Ma i numeri che spiegano bene come stiamo, dopo la crisi, sono quelli relativi alla società: gli under 25 sono più scolarizzati, ma vivono quasi tutti a casa con mamma e papà e faticano a trovare lavoro. E chi un impiego ce l'ha, è peggiore rispetto al passato (nonostante una laurea, magari). Si scatena dunque una concorrenza al ribasso che finisce per tagliare fuori una buona fetta di ragazzi, nonostante il dispendio di risorse impiegato dalle famiglie per gli studi.

Particolarmente difficile la situazione dei giovani stranieri, nonostante il 27% delle ragazze è già mamma mentre le italiane sono l'1,3%. Per loro, i gradini che faticano a salire i giovani nostri connazionali per loro diventano montagne da scalare. Sono loro che, in quasi la metà dei casi, diventano Neet. Una "bomba sociale", dicono gli esperti di Ires.

Tra i 25 e i 34 anni si identifica invece la "generazione della crisi", che li ha investiti in pieno. Si formano famiglie, ma con enormi differenze di presenza di figli (le straniere sono mamme al 70%, le italiane al 30) e di scolarizzazione.

Il lavoro tende a stabilizzarsi. Per chi ce l'ha.
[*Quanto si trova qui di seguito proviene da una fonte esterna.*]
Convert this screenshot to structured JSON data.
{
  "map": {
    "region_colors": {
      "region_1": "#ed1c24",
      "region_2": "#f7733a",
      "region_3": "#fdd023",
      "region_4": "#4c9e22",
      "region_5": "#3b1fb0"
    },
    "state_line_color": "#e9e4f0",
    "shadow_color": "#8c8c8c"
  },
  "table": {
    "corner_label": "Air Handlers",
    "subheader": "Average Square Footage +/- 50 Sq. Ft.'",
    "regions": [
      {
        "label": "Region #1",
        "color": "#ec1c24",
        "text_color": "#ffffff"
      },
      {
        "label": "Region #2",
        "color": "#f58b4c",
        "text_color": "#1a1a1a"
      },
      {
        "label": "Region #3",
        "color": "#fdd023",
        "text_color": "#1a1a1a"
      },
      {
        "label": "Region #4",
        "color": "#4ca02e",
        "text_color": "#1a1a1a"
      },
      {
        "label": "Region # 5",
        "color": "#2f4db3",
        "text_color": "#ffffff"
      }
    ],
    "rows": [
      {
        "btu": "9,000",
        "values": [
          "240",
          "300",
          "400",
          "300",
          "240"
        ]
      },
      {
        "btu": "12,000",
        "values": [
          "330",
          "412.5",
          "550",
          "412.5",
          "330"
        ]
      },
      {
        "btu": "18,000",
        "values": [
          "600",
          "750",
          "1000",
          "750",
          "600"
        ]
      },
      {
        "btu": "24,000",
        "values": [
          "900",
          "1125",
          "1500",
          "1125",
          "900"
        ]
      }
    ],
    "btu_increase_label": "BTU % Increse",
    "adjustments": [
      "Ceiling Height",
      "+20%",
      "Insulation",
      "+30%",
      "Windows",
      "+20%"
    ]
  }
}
Per gli altri invece cresce la disoccupazione (anche in questo caso sono le donne straniere a svettare, anche se stavolta in negativo). È qui che si innesca una bassa partecipazione è un rischio spirale della povertà.

Tra i 35 e i 49 anni si perdono colpi. Anche se più scolarizzati dei loro predecessori e con famiglie più diffuse, cala la partecipazione al lavoro. Pure qui, gli stranieri sono in coda alla classifica, mentre nel 2005, pre crisi, erano quasi alla pari.

Gli over 50 sono invece i protagonisti più attivi del lavoro. Le famiglie si scompongono (c'è chi rimane solo e i figli se ne vanno), ma si sono registrati più assunzioni e più lavoro. Allo stesso tempo però, con la crisi sono aumentati anche i disoccupati. E qui c'è un'altra criticità, visto che ci sono anche meno strumenti per aiutarli rispetto al passato. E se per i giovani la famiglia fa da welfare, per le persone oltre la mezza età invece amplifica i problemi.